Severe and hemodynamically significant bleeding that requires transfusion is one of the most important complications of surgery. Two factors are particularly stressful for a patient having any operation: prolonged surgical time and major blood loss. Ideally, therefore, surgery should be performed swiftly. Speed and limited blood loss are not necessarily complementary, however, because careful, bloodless operating is time-consuming. On the other hand, major bleeding leads to loss of anatomical overview, prolongs the operation, and can contribute indirectly to injury of other structures. Every surgeon will have to find an individual compromise for the patient′s benefit. The clinical end result of uncontrolled bleeding is shock and thus a life-threatening situation.

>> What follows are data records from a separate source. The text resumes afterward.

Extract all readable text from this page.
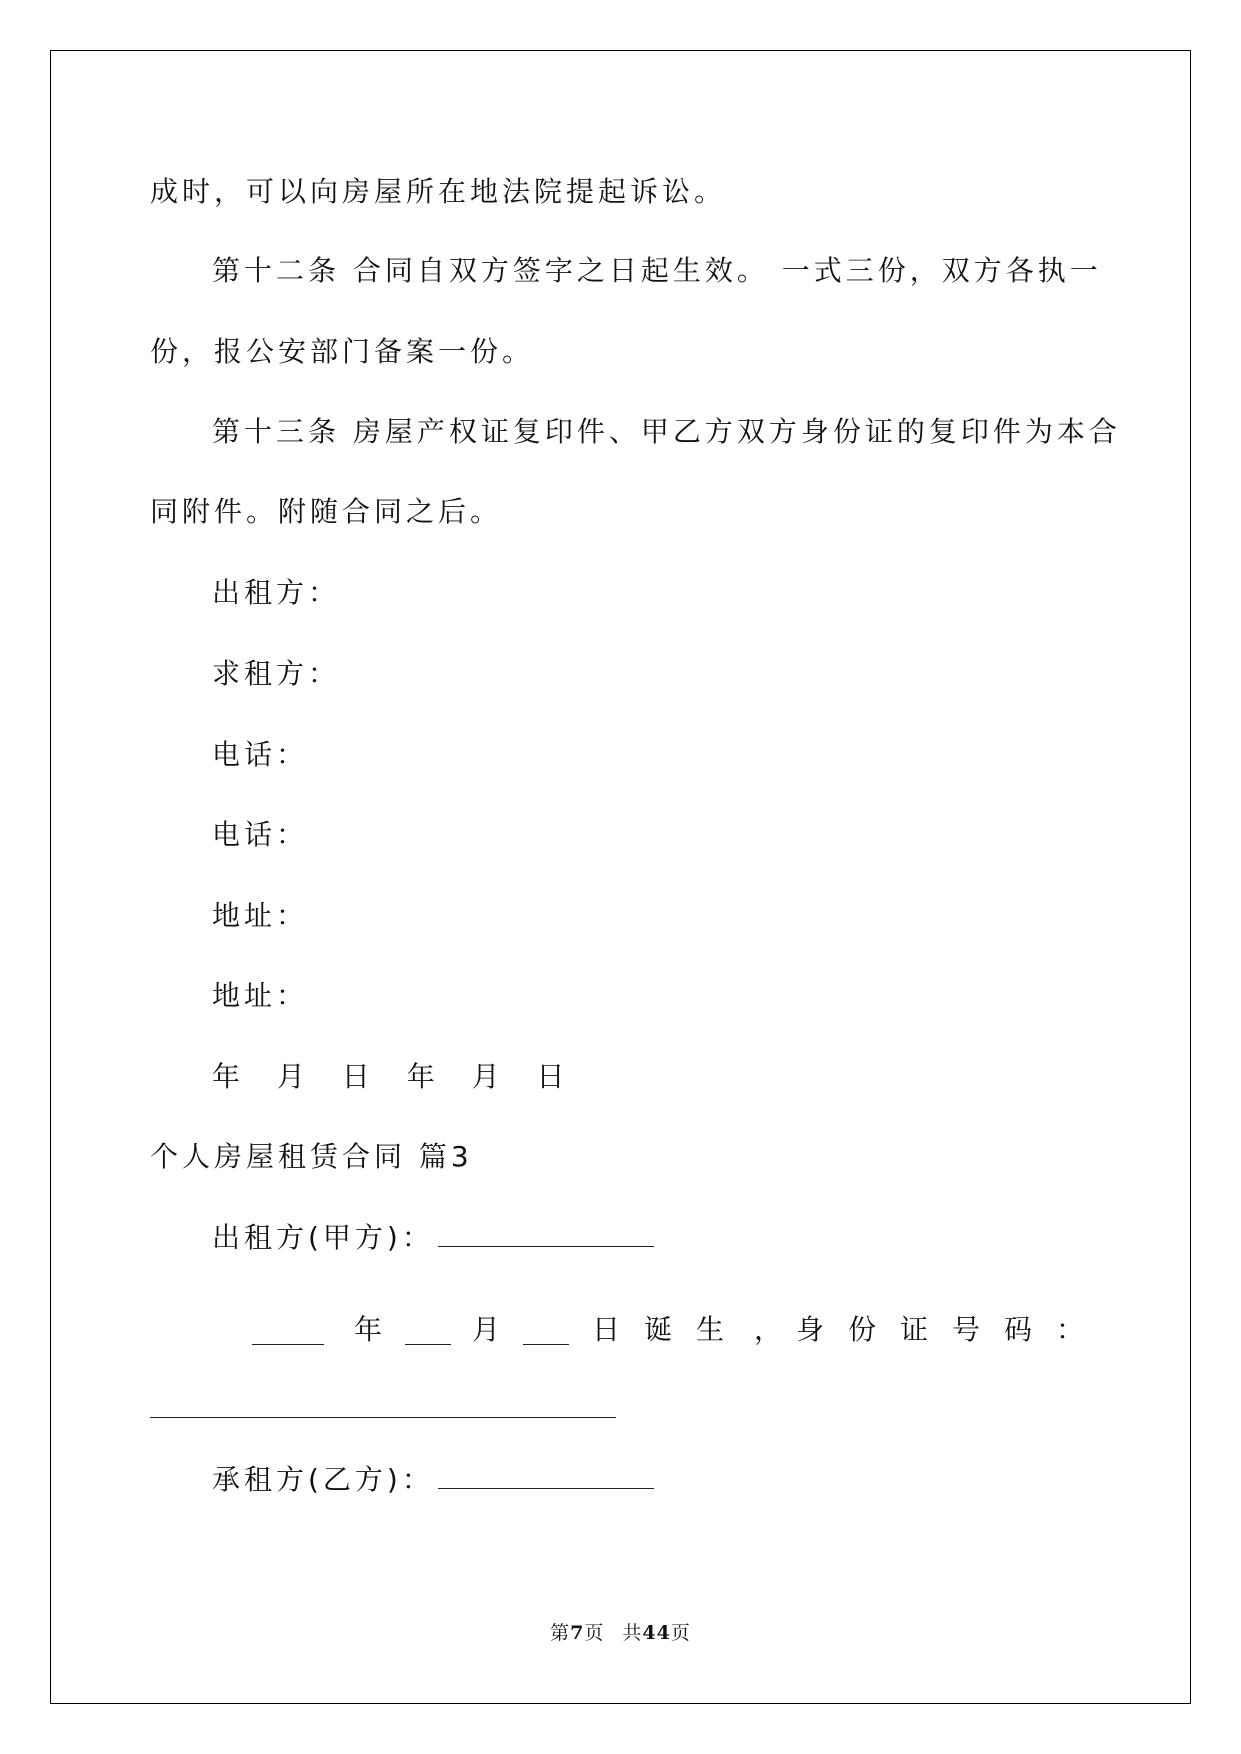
成时，可以向房屋所在地法院提起诉讼。

第十二条 合同自双方签字之日起生效。 一式三份，双方各执一

份，报公安部门备案一份。

第十三条 房屋产权证复印件、甲乙方双方身份证的复印件为本合

同附件。附随合同之后。

出租方：

求租方：

电话：

电话：

地址：

地址：

年 月 日 年 月 日

个人房屋租赁合同 篇3

出租方(甲方)：

年	月	日 诞 生 ， 身 份 证 号 码 ：

承租方(乙方)：

第7页 共44页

Intraoperative Bleeding—Abdominal Procedures
Common gynecological open abdominal procedures include hysterectomy when the uterus is very large, cancer surgery, and nonlaparoscopic operations for endometriosis. The most important sources of bleeding are usually the ovarian arteries in the infundibulopelvic ligament (suspensory ligament of the ovary) and the two uterine arteries. Only adequately dissected vessels can be clamped and ligated securely. Careful dissection of the bladder, bowel, and adhesions as well as exact visualization of the ureters are therefore the most important prerequisites for rapid control of unexpected bleeding. The rule is that an operation step that involves a risk of bleeding should always be the last step after the site has been safely dissected. A good operative technique prevents bleeding, and poor visualization favors bleeding. Bleeding in the region of the pelvic wall, in particular, can require complete ureterolysis and lateral division of the uterine artery at its origin from the internal iliac artery.

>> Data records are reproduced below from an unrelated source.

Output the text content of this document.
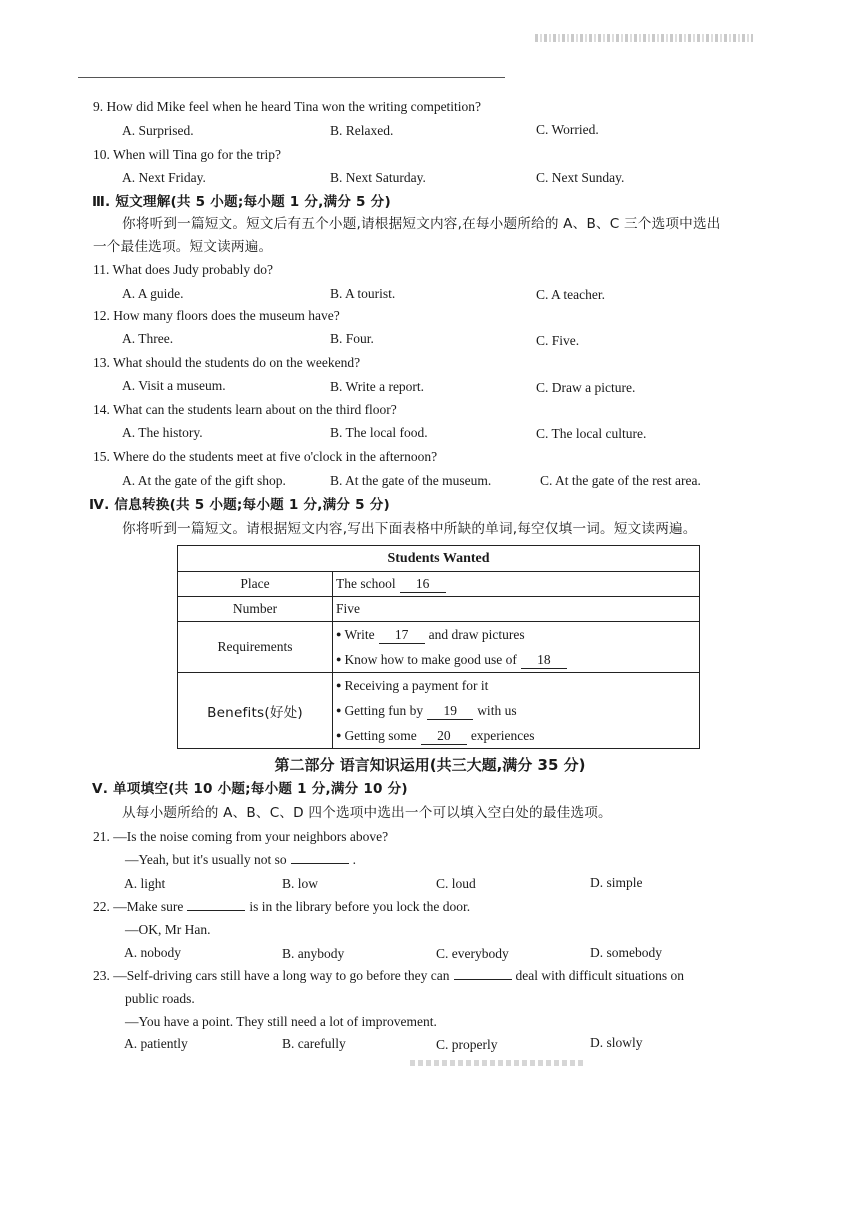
9. How did Mike feel when he heard Tina won the writing competition?
A. Surprised.	B. Relaxed.	C. Worried.
10. When will Tina go for the trip?
A. Next Friday.	B. Next Saturday.	C. Next Sunday.
Ⅲ. 短文理解(共 5 小题;每小题 1 分,满分 5 分)
你将听到一篇短文。短文后有五个小题,请根据短文内容,在每小题所给的 A、B、C 三个选项中选出
一个最佳选项。短文读两遍。
11. What does Judy probably do?
A. A guide.	B. A tourist.	C. A teacher.
12. How many floors does the museum have?
A. Three.	B. Four.	C. Five.
13. What should the students do on the weekend?
A. Visit a museum.	B. Write a report.	C. Draw a picture.
14. What can the students learn about on the third floor?
A. The history.	B. The local food.	C. The local culture.
15. Where do the students meet at five o'clock in the afternoon?
A. At the gate of the gift shop.	B. At the gate of the museum.	C. At the gate of the rest area.
Ⅳ. 信息转换(共 5 小题;每小题 1 分,满分 5 分)
你将听到一篇短文。请根据短文内容,写出下面表格中所缺的单词,每空仅填一词。短文读两遍。
Students Wanted	
Place	The school 16
Number	Five
Requirements	● Write 17 and draw pictures
● Know how to make good use of 18

Benefits(好处)	● Receiving a payment for it
● Getting fun by 19 with us
● Getting some 20 experiences
第二部分 语言知识运用(共三大题,满分 35 分)
Ⅴ. 单项填空(共 10 小题;每小题 1 分,满分 10 分)
从每小题所给的 A、B、C、D 四个选项中选出一个可以填入空白处的最佳选项。
21. —Is the noise coming from your neighbors above?
—Yeah, but it's usually not so	.
A. light	B. low	C. loud	D. simple
22. —Make sure	is in the library before you lock the door.
—OK, Mr Han.
A. nobody	B. anybody	C. everybody	D. somebody
23. —Self-driving cars still have a long way to go before they can	deal with difficult situations on
public roads.
—You have a point. They still need a lot of improvement.
A. patiently	B. carefully	C. properly	D. slowly
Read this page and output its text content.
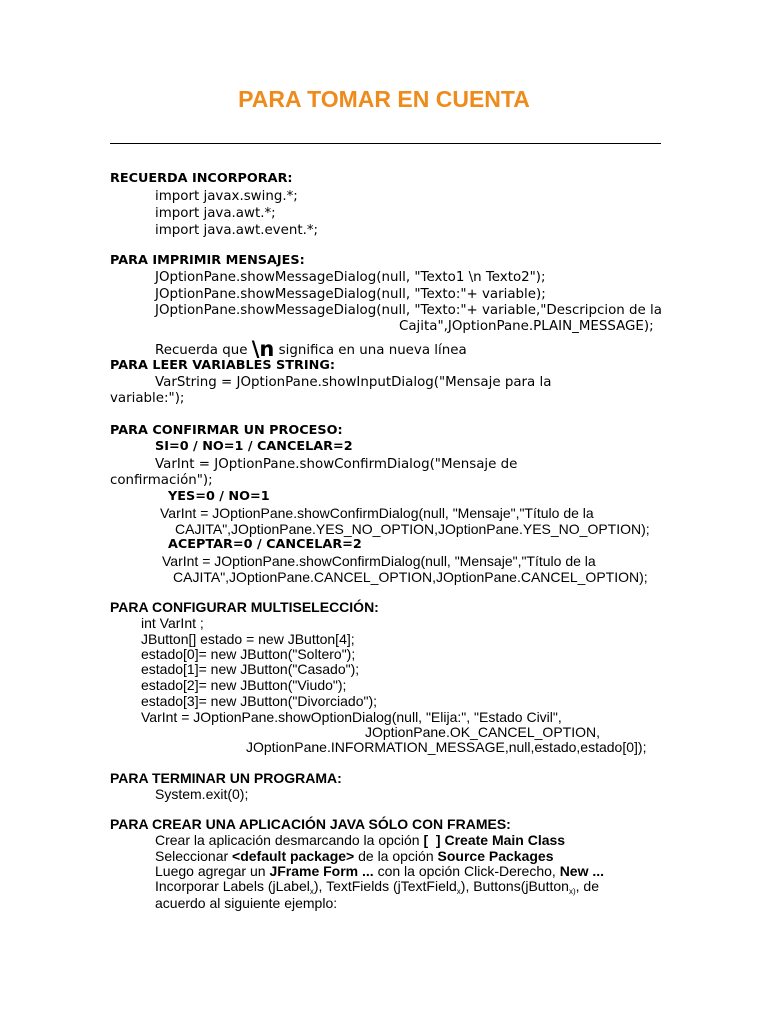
PARA TOMAR EN CUENTA
RECUERDA INCORPORAR:
import javax.swing.*;
import java.awt.*;
import java.awt.event.*;
PARA IMPRIMIR MENSAJES:
JOptionPane.showMessageDialog(null, "Texto1 \n Texto2");
JOptionPane.showMessageDialog(null, "Texto:"+ variable);
JOptionPane.showMessageDialog(null, "Texto:"+ variable,"Descripcion de la
Cajita",JOptionPane.PLAIN_MESSAGE);
Recuerda que \n significa en una nueva línea
PARA LEER VARIABLES STRING:
VarString = JOptionPane.showInputDialog("Mensaje para la
variable:");
PARA CONFIRMAR UN PROCESO:
SI=0 / NO=1 / CANCELAR=2
VarInt = JOptionPane.showConfirmDialog("Mensaje de
confirmación");
YES=0 / NO=1
VarInt = JOptionPane.showConfirmDialog(null, "Mensaje","Título de la
CAJITA",JOptionPane.YES_NO_OPTION,JOptionPane.YES_NO_OPTION);
ACEPTAR=0 / CANCELAR=2
VarInt = JOptionPane.showConfirmDialog(null, "Mensaje","Título de la
CAJITA",JOptionPane.CANCEL_OPTION,JOptionPane.CANCEL_OPTION);
PARA CONFIGURAR MULTISELECCIÓN:
int VarInt ;
JButton[] estado = new JButton[4];
estado[0]= new JButton("Soltero");
estado[1]= new JButton("Casado");
estado[2]= new JButton("Viudo");
estado[3]= new JButton("Divorciado");
VarInt = JOptionPane.showOptionDialog(null, "Elija:", "Estado Civil",
JOptionPane.OK_CANCEL_OPTION,
JOptionPane.INFORMATION_MESSAGE,null,estado,estado[0]);
PARA TERMINAR UN PROGRAMA:
System.exit(0);
PARA CREAR UNA APLICACIÓN JAVA SÓLO CON FRAMES:
Crear la aplicación desmarcando la opción [  ] Create Main Class
Seleccionar <default package> de la opción Source Packages
Luego agregar un JFrame Form ... con la opción Click-Derecho, New ...
Incorporar Labels (jLabel$_x$), TextFields (jTextField$_x$), Buttons(jButton$_{x)}$, de
acuerdo al siguiente ejemplo:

Intraoperative Bleeding—Vaginal Procedures
Bleeding after vaginal operations can be particularly undesirable on account of the limited access.
Vaginal margin. During a vaginal hysterectomy, there may be considerable bleeding from the vaginal margin even at the start of the operation. On the one hand, suction should be readily available to optimize vision; on the other hand, initial hemostatic techniques such as circular injection of the ectocervix with a vasoconstrictor substance (“liquid tourniquet”) may help. An old hemostatic technique consists of a continuous suture (“gathering”) of the posterior vaginal margin right at the start of the operation.
Parametrial resection margin. The basic rules of careful clamping and secure ligature apply for hemostasis of the parametrial resection margin, especially the vascular part. Moving toward the ovarian ligament itself and the immediately adjacent uterine branch of the ovarian artery, it must then be ensured that excessive traction on the uterus does not lead to tearing of the tissue bridge with bleeding retraction of the artery. The transfixion ligatures in the sacrouterine ligament and ovarian ligament (or infundibulopelvic ligament in the case of adnexectomy) are left long so that the entire series of parametrial divisions between them can be inspected and additional sutures can be placed if necessary.